In 2005, protein crystallographers helped to reveal the capsules' finer details. Microcompartments “simply hadn't attracted the attention yet of structural biologists”, says Todd Yeates, a structural biologist himself at the University of California, Los Angeles. He and his colleagues found that some shell proteins assemble into six-sided tiles that come together to form the sides of a microcompartment11. Each tile has a hole in the centre that could allow molecules to pass through.

In addition to having an orderly structure, microcompartments can also line up in neat rows.
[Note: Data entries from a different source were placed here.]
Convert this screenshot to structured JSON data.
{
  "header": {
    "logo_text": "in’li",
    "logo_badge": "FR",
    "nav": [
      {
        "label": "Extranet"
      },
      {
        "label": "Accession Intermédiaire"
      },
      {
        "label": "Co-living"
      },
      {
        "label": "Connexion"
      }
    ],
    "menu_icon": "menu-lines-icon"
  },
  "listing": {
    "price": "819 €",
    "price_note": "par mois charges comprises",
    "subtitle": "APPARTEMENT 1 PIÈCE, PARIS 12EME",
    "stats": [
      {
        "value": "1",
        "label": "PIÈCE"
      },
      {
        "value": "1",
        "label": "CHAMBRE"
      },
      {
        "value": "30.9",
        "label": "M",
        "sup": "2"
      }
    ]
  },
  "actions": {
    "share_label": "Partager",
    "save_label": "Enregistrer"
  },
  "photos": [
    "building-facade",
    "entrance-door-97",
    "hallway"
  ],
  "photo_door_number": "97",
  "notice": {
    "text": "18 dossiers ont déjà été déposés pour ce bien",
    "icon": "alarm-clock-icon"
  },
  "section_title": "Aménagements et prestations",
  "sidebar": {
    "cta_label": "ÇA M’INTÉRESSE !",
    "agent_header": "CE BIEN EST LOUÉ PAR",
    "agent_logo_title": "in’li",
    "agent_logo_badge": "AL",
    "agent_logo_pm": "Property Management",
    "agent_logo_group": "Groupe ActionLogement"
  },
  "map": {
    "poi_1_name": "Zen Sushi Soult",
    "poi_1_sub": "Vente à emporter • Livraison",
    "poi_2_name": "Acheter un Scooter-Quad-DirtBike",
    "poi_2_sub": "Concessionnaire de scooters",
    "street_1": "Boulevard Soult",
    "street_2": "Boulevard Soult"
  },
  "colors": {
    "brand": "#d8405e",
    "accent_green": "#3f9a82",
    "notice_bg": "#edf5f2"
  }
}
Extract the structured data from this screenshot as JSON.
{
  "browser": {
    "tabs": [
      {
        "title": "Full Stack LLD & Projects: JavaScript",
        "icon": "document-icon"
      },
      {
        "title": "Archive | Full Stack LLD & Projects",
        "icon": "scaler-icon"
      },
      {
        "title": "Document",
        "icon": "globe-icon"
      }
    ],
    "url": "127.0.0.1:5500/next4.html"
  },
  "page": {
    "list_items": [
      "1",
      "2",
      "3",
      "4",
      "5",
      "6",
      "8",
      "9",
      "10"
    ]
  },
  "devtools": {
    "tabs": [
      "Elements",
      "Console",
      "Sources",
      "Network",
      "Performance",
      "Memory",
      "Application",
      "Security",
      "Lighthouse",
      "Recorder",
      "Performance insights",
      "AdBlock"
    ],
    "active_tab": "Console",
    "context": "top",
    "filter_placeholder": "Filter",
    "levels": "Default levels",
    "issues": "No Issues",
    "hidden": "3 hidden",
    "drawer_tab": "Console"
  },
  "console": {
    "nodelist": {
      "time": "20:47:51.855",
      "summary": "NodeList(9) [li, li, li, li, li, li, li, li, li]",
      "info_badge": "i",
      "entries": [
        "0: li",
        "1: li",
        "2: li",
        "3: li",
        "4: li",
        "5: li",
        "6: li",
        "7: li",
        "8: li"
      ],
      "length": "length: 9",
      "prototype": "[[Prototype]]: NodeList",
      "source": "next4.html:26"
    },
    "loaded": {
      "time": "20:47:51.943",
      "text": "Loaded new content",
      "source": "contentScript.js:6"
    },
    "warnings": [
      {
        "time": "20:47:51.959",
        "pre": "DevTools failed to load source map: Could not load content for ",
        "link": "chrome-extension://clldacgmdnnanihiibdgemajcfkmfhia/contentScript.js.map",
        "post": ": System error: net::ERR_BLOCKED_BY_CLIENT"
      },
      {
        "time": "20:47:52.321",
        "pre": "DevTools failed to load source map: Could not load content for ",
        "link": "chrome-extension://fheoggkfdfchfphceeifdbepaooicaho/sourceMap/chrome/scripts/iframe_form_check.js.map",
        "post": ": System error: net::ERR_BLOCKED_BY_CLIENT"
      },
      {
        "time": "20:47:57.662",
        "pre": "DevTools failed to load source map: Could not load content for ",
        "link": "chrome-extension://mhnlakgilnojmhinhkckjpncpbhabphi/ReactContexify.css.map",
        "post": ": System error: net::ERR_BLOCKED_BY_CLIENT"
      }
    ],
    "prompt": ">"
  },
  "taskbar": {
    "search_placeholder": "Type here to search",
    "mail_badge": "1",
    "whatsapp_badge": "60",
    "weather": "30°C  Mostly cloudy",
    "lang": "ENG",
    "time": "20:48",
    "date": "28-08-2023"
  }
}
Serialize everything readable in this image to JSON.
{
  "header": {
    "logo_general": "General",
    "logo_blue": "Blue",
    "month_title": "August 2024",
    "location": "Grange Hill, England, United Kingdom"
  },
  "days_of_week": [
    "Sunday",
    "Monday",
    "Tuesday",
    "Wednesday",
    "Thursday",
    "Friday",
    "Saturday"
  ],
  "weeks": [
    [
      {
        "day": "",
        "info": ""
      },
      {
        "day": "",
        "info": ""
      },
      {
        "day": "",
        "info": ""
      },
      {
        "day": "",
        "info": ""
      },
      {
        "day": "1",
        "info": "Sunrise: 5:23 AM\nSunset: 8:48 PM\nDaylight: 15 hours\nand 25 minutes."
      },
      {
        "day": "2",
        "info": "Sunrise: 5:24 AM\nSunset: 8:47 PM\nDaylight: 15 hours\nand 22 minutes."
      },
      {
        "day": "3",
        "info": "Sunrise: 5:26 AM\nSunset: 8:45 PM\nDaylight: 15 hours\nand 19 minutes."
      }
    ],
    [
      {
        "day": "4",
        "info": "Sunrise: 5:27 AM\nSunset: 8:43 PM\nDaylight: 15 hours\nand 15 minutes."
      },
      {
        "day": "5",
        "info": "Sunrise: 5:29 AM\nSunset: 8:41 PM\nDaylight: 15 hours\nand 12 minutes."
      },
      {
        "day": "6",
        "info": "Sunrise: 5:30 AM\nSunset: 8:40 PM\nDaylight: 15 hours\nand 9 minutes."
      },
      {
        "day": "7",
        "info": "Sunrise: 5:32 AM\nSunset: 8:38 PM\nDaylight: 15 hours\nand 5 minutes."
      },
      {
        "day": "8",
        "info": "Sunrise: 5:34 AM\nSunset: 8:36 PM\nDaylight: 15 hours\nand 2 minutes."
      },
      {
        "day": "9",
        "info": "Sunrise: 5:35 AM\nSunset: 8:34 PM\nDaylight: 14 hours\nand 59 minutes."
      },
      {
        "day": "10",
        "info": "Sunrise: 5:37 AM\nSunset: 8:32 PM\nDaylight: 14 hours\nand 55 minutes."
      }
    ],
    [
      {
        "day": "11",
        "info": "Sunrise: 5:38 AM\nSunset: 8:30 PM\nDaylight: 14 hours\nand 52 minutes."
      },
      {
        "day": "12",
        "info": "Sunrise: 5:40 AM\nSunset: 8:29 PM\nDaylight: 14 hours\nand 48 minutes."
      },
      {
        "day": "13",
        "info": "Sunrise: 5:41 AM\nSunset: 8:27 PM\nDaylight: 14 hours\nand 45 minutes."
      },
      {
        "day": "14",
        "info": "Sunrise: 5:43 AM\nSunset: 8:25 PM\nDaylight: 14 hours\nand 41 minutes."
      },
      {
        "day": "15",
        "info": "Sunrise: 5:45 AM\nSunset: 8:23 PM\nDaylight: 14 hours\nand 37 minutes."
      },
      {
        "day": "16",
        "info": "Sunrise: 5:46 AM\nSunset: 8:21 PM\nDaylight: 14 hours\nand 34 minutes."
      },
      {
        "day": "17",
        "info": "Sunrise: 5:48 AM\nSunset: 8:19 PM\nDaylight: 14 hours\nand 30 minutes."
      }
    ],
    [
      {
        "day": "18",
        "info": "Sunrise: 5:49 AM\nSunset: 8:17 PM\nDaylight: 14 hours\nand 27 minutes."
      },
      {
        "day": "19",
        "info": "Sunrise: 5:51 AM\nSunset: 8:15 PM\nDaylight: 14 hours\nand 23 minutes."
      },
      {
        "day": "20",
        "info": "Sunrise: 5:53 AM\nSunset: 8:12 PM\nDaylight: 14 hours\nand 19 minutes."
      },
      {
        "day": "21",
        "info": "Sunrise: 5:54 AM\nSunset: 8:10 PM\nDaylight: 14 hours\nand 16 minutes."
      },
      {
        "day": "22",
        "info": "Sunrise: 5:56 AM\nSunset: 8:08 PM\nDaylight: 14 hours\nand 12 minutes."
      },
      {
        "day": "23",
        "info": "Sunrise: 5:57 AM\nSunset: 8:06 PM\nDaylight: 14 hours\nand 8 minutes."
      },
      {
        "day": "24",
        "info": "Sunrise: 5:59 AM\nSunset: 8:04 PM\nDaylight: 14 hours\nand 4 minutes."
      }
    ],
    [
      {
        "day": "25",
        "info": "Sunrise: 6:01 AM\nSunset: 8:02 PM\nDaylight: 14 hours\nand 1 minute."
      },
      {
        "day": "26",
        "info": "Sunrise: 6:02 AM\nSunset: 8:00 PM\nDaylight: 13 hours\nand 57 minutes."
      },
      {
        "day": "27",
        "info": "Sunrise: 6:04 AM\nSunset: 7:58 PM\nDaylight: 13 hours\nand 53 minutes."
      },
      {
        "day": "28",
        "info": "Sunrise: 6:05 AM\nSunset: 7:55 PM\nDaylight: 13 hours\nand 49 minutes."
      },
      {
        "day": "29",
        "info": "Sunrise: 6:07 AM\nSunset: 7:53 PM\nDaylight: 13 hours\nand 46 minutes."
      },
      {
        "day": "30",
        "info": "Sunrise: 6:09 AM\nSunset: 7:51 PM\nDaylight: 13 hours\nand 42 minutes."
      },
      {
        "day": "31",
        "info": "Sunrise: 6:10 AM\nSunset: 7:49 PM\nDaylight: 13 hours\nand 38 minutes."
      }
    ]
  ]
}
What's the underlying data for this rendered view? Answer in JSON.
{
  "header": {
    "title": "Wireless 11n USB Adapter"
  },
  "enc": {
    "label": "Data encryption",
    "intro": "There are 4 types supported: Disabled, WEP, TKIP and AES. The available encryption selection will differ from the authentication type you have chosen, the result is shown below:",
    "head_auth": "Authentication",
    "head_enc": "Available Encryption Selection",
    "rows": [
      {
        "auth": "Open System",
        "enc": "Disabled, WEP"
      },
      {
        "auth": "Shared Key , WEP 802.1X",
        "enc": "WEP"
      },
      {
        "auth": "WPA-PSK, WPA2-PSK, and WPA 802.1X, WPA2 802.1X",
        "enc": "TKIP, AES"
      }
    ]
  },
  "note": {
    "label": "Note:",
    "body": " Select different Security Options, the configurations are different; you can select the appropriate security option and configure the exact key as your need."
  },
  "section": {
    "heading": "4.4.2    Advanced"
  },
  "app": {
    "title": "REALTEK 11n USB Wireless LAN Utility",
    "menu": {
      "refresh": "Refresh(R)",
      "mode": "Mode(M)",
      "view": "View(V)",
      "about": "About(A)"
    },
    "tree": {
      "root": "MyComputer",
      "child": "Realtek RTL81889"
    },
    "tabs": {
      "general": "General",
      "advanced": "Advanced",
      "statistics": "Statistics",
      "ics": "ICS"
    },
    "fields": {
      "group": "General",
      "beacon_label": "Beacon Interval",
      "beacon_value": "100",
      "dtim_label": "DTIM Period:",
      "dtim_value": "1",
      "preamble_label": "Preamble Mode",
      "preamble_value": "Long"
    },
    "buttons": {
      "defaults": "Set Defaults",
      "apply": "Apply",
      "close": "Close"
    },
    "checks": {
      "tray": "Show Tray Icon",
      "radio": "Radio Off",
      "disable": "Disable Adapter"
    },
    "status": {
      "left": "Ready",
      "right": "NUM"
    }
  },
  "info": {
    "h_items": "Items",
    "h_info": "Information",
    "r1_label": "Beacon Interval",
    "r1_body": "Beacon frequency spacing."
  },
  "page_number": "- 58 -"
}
Pamela Silver, a synthetic biologist at Harvard Medical School in Boston, Massachusetts, and her colleagues reported12 last year that in cyanobacteria, certain microcompartments called carboxysomes “more or less stayed in a line down the centre of the cell”, says Silver. This tidy arrangement allows cells to allot carboxysomes evenly to daughter cells when dividing.

Biologists are now eager to exploit these capsules for industrial uses by loading them with different enzymes. For instance, Yeates and his team are planning to try engineering microcompartments to produce biofuel. Some researchers have managed to package fluorescent proteins or enzymes from other species into the shells, suggesting that it is possible to modify the capsules' contents.

Microcompartments still offer plenty of unexplored territory. Scientists aren't sure, for instance, exactly how enzymes are organized inside the capsules, says Cheryl Kerfeld, a structural biologist at Lawrence Berkeley National Laboratory in Berkeley, California. “We don't really know what it looks like in there.”